Au contraire, l'ancien conseiller à la sécurité nationale et général à la retraite Jacob Nagel ne s'attend pas à de fortes oppositions sur le terrain : "Je pense qu'il ne se passera pas grand chose. Souvenez-vous des gens qui nous menaçaient de réactions terribles quand le déménagement de l'ambassade américaine à Jérusalem a été annoncé : le Moyen-Orient va flamber ! Donc il y aura des cris d'orfraie et puis ça passera. Je ne pense pas que cette décision soit un si gros problème. C'est totalement politique et rien d'autre."
La communauté internationale ne doit plus se taire.
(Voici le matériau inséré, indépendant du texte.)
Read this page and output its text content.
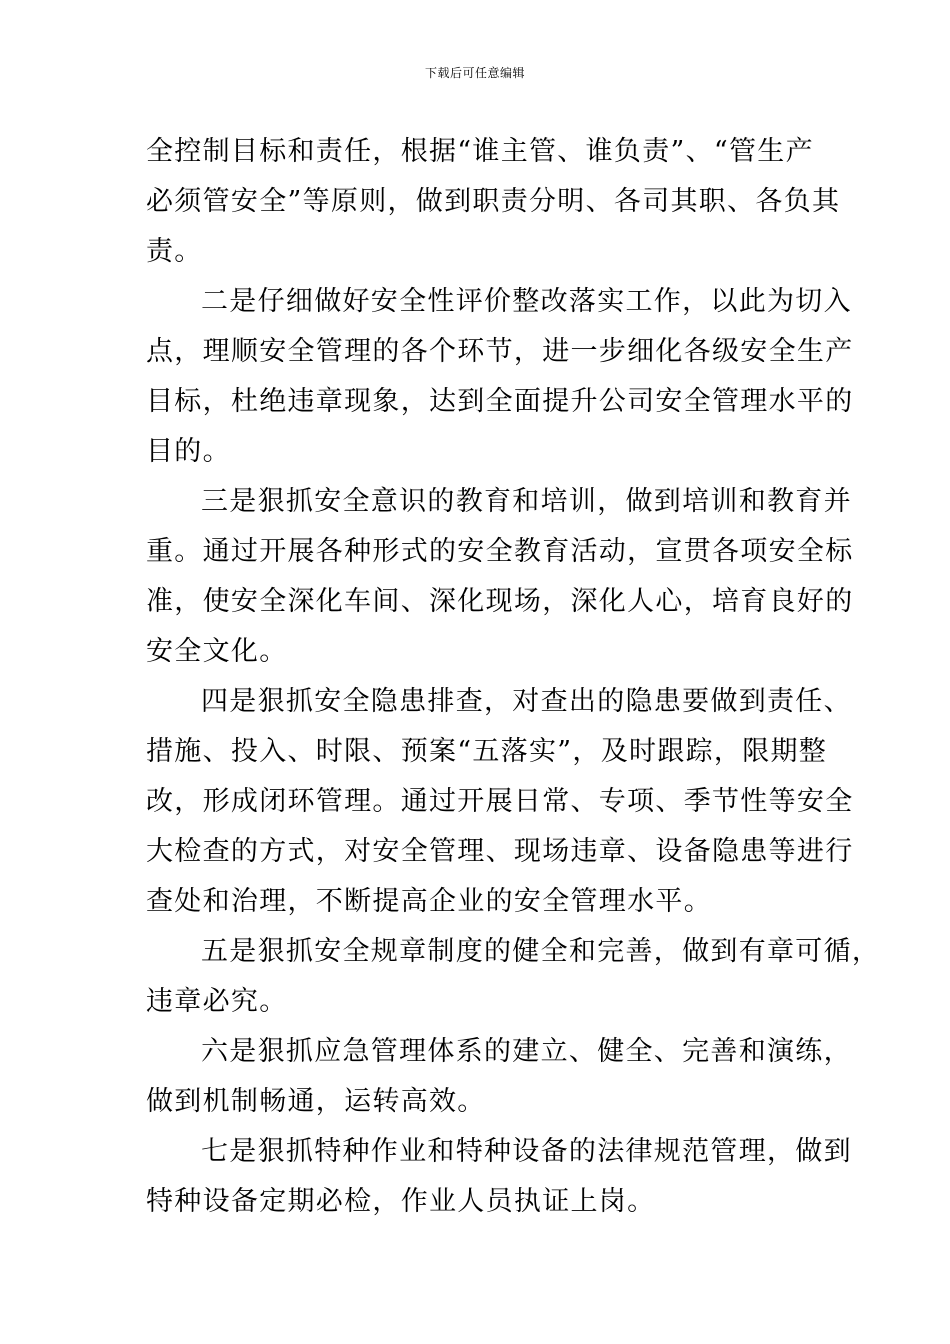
下载后可任意编辑
全控制目标和责任，根据“谁主管、谁负责”、“管生产
必须管安全”等原则，做到职责分明、各司其职、各负其
责。
二是仔细做好安全性评价整改落实工作，以此为切入
点，理顺安全管理的各个环节，进一步细化各级安全生产
目标，杜绝违章现象，达到全面提升公司安全管理水平的
目的。
三是狠抓安全意识的教育和培训，做到培训和教育并
重。通过开展各种形式的安全教育活动，宣贯各项安全标
准，使安全深化车间、深化现场，深化人心，培育良好的
安全文化。
四是狠抓安全隐患排查，对查出的隐患要做到责任、
措施、投入、时限、预案“五落实”，及时跟踪，限期整
改，形成闭环管理。通过开展日常、专项、季节性等安全
大检查的方式，对安全管理、现场违章、设备隐患等进行
查处和治理，不断提高企业的安全管理水平。
五是狠抓安全规章制度的健全和完善，做到有章可循，
违章必究。
六是狠抓应急管理体系的建立、健全、完善和演练，
做到机制畅通，运转高效。
七是狠抓特种作业和特种设备的法律规范管理，做到
特种设备定期必检，作业人员执证上岗。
Yair Lapid, le chef de file centriste de l'opposition (ancien allié de Benny Gantz au sein du mouvement Bleu Blanc) entrevoit le scénario catastrophe : "Il y aura une annexion unilatérale. Cela anéantira le traité de paix avec la Jordanie et provoquera des dommages irréparables avec le Parti démocrate et une majorité des Juifs américains." Pour Amit Gilutz, porte-parole de l'ONG israélienne B'TSelem, qui milite pour une solution à deux États équilibrée, "l'annexion de facto et l'apartheid n'ont pas attendu le 1er juillet. Ils sont déjà là de longue date. Mais au moins, Jérusalem et Washington ont cessé de mentir à propos de leurs intentions et de leurs actions. La communauté internationale ne doit plus se taire". Si tant est qu'elle existe, la "communauté internationale" entrouvre les lèvres. Hormis les États-Unis, personne ne pourra empêcher Israël d'annexer la Cisjordanie le 1er juillet a fortiori si Donald Trump, fragilisé par l'épidémie de coronavirus et ses terribles conséquences économiques, n'était pas réélu en novembre prochain. Voilà pourquoi le compte à rebours pour l'annexion est enclenché.